— Вроде да. Заберешь меня сегодня?
— Не сегодня, милая, но скоро! — пообещала я и сделала пальцами рогатку.
— Ага. — Флер тоже сделала знак: выпятила два пухлых пальчика. — А Яник плеваться меня научил. Хочешь, покажу?
— Давай потом? А кто такой Яник?
— Один мальчик. Он хороший. У него кролики. Мушку принесла?
Я покачала головой.
— Смотри, какая лодочка! Флер, а там, где ты живешь, лодочки плавают?
Флер кивнула, а Лемерль зыркнул на меня со своего наблюдательного пункта.
— Флер, хочешь покататься на лодочке?
Она замотала головой так, что шелковистые кудряшки запрыгали.
Скорее, шанс упускать нельзя!
— Доченька, а ты сегодня на лодочке приплыла? Или по гати пешком пришла?
— Прекрати, Жюльетта! — зашипел Лемерль. — Иначе она к тебе не вернется.
— Я хочу вернуться! — возмутилась Флер. — Хочу в монастырь, там моя киса и курочки.
— Обязательно вернешься! — Я обняла дочь и чуть не расплакалась. — Обещаю, Флеретта, обещаю!
На обратном пути Лемерль держался на диво любезно. Посадил на коня позади себя и с удовольствием вспоминал былое — Эйле, «Балет нищих», Париж, Пале-Рояль, «Небесный театр», наши взлеты и падения. Я говорила мало, да Лемерля это не тревожило. Его рассказ оживил веселых призраков прошлого, и они так и кружили над нами. Пару раз я с трудом сдерживала смех. Губы расплылись в странной улыбке, а если бы не Флер, я в голос захохотала бы. А ведь Лемерль — мой враг. Он как дудочник из немецкой сказки: травил себе крыс, но, когда горожане не заплатили, танцами и музыкой заманил к разверстой адовой бездне детей. Малыши падали в преисподнюю, а он играл на дудочке, чтобы заглушить их стоны. Каким чудесным танцем он заманивал, какими веселыми песнями…
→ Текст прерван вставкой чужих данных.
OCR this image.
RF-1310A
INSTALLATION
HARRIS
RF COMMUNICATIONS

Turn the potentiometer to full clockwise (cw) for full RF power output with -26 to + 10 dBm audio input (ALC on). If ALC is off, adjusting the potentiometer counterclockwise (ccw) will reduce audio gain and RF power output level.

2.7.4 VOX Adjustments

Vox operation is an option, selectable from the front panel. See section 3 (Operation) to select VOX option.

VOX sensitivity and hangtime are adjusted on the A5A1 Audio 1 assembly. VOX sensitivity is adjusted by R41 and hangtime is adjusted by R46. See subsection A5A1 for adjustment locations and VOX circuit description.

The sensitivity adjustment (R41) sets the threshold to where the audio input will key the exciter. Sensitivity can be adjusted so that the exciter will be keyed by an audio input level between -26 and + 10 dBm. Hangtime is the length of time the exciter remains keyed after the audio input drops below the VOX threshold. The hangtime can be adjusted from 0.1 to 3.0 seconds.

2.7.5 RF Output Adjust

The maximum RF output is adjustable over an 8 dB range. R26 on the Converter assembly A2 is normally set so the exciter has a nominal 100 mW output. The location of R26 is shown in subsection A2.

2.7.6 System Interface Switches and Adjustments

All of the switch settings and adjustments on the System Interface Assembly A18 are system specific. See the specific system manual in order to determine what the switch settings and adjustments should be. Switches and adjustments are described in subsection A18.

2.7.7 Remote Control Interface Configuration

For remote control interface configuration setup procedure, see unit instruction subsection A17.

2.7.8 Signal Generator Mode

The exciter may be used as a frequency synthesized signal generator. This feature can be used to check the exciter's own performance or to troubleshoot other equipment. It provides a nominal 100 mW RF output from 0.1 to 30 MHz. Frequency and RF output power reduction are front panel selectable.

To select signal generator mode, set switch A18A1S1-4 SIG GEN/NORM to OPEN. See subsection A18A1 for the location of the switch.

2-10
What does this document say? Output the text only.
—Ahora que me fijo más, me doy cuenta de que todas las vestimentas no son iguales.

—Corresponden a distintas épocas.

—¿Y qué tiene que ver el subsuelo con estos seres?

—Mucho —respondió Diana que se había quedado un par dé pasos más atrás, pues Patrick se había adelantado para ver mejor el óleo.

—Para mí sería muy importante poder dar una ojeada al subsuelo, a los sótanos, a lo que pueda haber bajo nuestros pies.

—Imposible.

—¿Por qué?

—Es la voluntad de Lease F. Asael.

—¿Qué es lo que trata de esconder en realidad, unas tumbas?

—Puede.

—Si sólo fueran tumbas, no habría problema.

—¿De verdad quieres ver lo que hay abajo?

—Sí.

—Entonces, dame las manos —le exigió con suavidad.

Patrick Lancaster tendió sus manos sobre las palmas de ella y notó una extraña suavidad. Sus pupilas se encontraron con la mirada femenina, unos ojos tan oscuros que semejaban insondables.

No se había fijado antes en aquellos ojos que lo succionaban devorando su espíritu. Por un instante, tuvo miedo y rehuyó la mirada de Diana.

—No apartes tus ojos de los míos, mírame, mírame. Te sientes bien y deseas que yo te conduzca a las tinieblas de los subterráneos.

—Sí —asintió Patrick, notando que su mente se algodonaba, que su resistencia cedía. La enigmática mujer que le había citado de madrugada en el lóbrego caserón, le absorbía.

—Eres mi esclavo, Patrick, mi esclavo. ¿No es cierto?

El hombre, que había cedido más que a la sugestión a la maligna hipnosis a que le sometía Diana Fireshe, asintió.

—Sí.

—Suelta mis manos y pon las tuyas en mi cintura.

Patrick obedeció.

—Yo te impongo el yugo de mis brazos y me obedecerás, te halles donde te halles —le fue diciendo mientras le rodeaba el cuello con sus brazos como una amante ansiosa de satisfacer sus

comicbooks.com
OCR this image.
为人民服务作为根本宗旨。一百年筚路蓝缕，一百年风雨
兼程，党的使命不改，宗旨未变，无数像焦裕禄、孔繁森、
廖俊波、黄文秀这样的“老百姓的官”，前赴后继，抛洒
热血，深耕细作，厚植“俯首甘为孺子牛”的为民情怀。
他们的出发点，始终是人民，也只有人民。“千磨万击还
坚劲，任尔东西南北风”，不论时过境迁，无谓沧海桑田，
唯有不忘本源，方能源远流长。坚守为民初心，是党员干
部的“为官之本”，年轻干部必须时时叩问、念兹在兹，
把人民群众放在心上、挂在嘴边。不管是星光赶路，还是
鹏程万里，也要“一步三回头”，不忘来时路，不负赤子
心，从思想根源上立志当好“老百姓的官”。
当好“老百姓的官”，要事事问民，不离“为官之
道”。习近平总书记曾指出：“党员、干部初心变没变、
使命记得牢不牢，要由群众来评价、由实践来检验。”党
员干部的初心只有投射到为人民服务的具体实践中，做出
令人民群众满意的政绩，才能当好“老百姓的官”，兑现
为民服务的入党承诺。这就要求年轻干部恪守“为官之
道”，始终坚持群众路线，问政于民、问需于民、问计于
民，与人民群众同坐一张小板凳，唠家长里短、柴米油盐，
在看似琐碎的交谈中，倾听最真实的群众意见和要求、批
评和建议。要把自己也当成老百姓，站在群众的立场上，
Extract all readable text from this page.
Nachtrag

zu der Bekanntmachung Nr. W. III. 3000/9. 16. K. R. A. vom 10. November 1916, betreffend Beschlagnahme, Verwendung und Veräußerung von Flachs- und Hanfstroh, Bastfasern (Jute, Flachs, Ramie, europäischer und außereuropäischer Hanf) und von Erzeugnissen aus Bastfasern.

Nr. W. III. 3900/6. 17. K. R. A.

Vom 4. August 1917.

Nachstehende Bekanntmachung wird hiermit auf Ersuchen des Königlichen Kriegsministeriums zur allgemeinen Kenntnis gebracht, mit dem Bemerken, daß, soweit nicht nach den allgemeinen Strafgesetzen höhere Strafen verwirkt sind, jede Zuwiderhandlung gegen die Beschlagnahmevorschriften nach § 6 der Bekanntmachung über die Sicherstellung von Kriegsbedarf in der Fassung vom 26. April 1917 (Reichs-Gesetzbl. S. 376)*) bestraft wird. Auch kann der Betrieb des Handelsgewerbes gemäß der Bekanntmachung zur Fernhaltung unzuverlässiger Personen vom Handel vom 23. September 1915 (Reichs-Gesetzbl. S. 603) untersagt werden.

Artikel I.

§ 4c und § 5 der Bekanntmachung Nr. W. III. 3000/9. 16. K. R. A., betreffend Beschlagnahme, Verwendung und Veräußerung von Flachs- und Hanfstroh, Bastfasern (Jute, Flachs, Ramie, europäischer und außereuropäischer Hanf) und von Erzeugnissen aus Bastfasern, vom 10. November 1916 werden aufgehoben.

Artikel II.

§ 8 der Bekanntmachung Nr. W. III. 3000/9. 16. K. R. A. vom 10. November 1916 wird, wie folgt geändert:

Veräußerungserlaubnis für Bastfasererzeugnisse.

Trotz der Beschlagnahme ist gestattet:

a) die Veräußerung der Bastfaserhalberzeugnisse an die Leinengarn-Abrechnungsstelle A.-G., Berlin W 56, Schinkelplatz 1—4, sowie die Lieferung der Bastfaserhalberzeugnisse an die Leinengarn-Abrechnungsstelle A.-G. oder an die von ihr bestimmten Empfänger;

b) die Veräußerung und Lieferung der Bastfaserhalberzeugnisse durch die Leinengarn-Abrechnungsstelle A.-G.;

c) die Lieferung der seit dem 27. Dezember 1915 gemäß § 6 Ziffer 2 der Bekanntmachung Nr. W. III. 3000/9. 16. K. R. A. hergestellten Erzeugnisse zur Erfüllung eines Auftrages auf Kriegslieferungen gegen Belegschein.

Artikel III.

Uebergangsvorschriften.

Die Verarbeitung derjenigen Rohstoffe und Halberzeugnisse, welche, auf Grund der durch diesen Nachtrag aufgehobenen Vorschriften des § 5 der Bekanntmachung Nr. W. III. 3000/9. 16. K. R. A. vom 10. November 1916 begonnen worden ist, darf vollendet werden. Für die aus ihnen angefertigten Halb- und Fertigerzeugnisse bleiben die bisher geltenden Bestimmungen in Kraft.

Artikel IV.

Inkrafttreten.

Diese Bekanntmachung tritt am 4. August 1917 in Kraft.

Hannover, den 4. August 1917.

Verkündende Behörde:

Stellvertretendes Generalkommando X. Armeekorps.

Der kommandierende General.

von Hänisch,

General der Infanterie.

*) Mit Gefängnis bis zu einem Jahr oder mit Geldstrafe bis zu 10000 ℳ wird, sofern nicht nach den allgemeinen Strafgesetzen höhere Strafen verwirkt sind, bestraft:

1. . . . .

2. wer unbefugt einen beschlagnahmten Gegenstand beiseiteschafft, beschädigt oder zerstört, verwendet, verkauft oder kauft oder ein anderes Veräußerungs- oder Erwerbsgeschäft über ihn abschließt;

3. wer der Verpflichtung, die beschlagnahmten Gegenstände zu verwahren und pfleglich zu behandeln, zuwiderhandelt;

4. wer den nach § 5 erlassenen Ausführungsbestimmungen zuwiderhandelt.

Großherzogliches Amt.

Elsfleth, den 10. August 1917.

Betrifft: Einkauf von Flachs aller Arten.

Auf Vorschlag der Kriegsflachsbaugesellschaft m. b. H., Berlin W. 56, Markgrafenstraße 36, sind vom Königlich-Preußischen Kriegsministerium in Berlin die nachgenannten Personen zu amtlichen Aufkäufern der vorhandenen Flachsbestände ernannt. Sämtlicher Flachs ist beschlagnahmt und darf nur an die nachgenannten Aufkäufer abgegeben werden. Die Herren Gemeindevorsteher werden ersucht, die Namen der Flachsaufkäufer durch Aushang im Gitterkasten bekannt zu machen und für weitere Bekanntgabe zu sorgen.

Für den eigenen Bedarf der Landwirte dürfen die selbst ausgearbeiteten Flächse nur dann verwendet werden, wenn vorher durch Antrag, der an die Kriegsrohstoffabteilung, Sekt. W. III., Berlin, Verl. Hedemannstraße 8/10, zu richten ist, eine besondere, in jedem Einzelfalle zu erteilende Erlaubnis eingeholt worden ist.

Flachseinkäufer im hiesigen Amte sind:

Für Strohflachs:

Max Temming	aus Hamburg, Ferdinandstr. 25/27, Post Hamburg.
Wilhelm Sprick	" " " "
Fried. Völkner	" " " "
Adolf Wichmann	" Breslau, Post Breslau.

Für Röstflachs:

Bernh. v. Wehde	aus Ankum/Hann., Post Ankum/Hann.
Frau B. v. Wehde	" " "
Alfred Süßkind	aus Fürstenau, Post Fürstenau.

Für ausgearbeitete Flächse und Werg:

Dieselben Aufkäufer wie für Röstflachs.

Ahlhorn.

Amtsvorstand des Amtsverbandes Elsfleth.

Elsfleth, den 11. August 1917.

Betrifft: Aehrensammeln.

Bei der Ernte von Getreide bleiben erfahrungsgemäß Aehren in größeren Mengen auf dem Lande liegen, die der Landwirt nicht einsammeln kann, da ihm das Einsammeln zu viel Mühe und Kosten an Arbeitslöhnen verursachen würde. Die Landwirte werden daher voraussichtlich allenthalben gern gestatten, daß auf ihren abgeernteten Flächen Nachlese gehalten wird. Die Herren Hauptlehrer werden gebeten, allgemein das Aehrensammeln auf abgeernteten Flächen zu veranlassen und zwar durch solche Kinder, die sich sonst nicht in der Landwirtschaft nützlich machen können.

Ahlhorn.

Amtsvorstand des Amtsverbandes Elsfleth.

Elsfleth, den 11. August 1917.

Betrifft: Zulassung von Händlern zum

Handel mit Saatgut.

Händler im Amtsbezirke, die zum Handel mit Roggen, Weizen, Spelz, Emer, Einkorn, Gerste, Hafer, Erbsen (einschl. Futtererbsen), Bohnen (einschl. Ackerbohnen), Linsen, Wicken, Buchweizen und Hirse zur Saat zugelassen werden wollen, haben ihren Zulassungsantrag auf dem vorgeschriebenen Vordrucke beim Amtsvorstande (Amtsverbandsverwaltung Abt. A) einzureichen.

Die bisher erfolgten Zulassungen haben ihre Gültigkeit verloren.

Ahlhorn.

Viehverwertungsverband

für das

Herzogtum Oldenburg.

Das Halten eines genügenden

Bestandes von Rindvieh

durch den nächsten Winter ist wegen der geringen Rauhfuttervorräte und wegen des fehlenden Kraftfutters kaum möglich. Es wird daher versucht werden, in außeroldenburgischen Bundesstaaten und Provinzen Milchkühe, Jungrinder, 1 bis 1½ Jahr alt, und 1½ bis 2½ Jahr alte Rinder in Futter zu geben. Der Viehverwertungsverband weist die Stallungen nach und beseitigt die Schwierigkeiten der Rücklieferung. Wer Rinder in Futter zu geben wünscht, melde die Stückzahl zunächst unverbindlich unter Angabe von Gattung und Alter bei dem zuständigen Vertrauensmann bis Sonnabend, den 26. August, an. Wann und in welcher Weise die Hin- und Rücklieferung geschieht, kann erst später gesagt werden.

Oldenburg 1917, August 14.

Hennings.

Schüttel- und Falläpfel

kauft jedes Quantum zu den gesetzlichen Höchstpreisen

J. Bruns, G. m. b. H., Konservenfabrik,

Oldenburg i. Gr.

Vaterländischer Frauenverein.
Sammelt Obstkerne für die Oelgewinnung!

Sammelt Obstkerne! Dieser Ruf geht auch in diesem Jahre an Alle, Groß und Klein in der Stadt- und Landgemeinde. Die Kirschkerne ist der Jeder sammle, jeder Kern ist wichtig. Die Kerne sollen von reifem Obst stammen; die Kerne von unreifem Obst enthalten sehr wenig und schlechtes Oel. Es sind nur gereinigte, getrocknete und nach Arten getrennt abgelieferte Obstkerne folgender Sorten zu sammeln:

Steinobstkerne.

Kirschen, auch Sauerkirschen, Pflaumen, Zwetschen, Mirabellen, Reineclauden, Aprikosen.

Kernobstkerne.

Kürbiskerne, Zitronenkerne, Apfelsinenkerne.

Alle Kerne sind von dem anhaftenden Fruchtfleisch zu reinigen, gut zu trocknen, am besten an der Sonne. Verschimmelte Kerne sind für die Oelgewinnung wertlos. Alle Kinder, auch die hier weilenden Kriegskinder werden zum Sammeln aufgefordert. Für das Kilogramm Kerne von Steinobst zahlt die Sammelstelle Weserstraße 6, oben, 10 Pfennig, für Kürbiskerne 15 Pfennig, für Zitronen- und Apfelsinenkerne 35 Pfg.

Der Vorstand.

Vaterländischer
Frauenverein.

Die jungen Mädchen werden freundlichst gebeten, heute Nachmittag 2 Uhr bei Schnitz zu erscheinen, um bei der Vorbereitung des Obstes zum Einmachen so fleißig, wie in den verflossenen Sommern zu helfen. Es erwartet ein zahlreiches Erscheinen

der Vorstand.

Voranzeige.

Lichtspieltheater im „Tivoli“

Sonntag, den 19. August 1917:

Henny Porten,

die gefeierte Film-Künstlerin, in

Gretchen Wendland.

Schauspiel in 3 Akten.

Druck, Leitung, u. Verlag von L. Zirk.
Когда мы вернулись, в монастыре царила паника. Бледная перепуганная мать Изабелла дожидалась нас у сторожки.
— Опять, опять случилось страшное! — повторяла она.
— В чем дело? — встревожился Лемерль.
— Яв-в-вление. — Изабелла нервно сглотнула. — Д-дьявольское явление! Сестра Маргарита молилась. В часовне. За упокой души моей п-предшественницы. За м-мать М-марию!
Лемерль молча слушал путаный рассказ. Изабелла говорила сбивчиво, частенько повторялась, точно сама хотела разобраться в случившемся.
Глубоко потрясенная утренними событиями, Маргарита отправилась молиться в часовню. Она преклонила колени на скамейке у запертой двери склепа и сомкнула глаза. Вскоре, уловив металлический лязг, она разлепила веки. У входа в склеп стояла бернардинка в коричневой рясе с льняным воротником. Лицо монахини скрывал белый накрахмаленный кишнот.